My 2019 Mac Pro is worth less than half what I paid for it. I accept that.  I don’t like it but that is what happens with technology. Imagine if I could upgrade it to the latest specification and reuse the old board in a cheaper chassis. We also know the Apple silicon machines run a lot cooler so you wouldn’t need a huge case with enormous fans in them either.

I also accept that the move to SoC means that a new Mac Pro will never be as upgradeable as they once were but the form factor needs to evolve more than it has for it to be viable, especially given the cost. If I was in the market right now for a new studio computer it wouldn’t be the new Mac Pro. It would certainly be the Studio but that isn’t an ideal machine either. It is not internally expandable and I would still need two expansion chassis for storage and my HDX card and there is the speed limitation for file transfers over Thunderbolt 3.

What Would I Like To See Apple Do For Professionals?

In my opinion if Apple want to really make a machine that appeals to professionals then it isn’t the new Mac Pro and whilst the Studio might suit a lot of people, it doesn’t suit everyone and I include myself in that. The Studio just has the fewest downsides, partly because it is cheaper. What I want to see is a machine that has a few slots (let’s say three), a shedload of internal PCIE 4.0 NVME expansion and a smaller case. It could be half the size of the Mac Pro. Hopefully it would be cheaper than one too.

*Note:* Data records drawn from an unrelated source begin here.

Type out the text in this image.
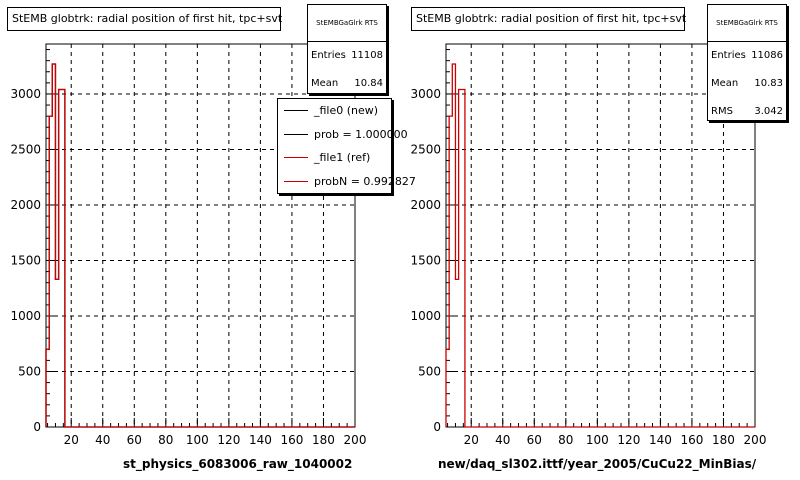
20 40 60 80 100 120 140 160 180 200
0
500
1000
1500
2000
2500
3000
StEMB globtrk: radial position of first hit, tpc+svt	StEMBGaGlrk RTS
Entries 11108
Mean 10.84
_file0 (new)
prob = 1.000000
_file1 (ref)
probN = 0.992827
st_physics_6083006_raw_1040002
20 40 60 80 100 120 140 160 180 200
0
500
1000
1500
2000
2500
3000
StEMB globtrk: radial position of first hit, tpc+svt	StEMBGaGlrk RTS
Entries 11086
Mean 10.83
RMS 3.042
new/daq_sl302.ittf/year_2005/CuCu22_MinBias/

If this machine was available today I would sell both the Mac Pro and the Mac Studio and buy it. But it is not, so I won’t, nor will I be buying anything else for now. I am waiting to see what Apple do with the M3, assuming that is what it will be called. The proposed move to 3nm manufacturing has the potential to see an even bigger performance increase. I just hope that when they do they look at what professionals actually need now and in the immediate future when designing these machines.

Would you buy a new Mac Pro? If not, what changes would change your mind?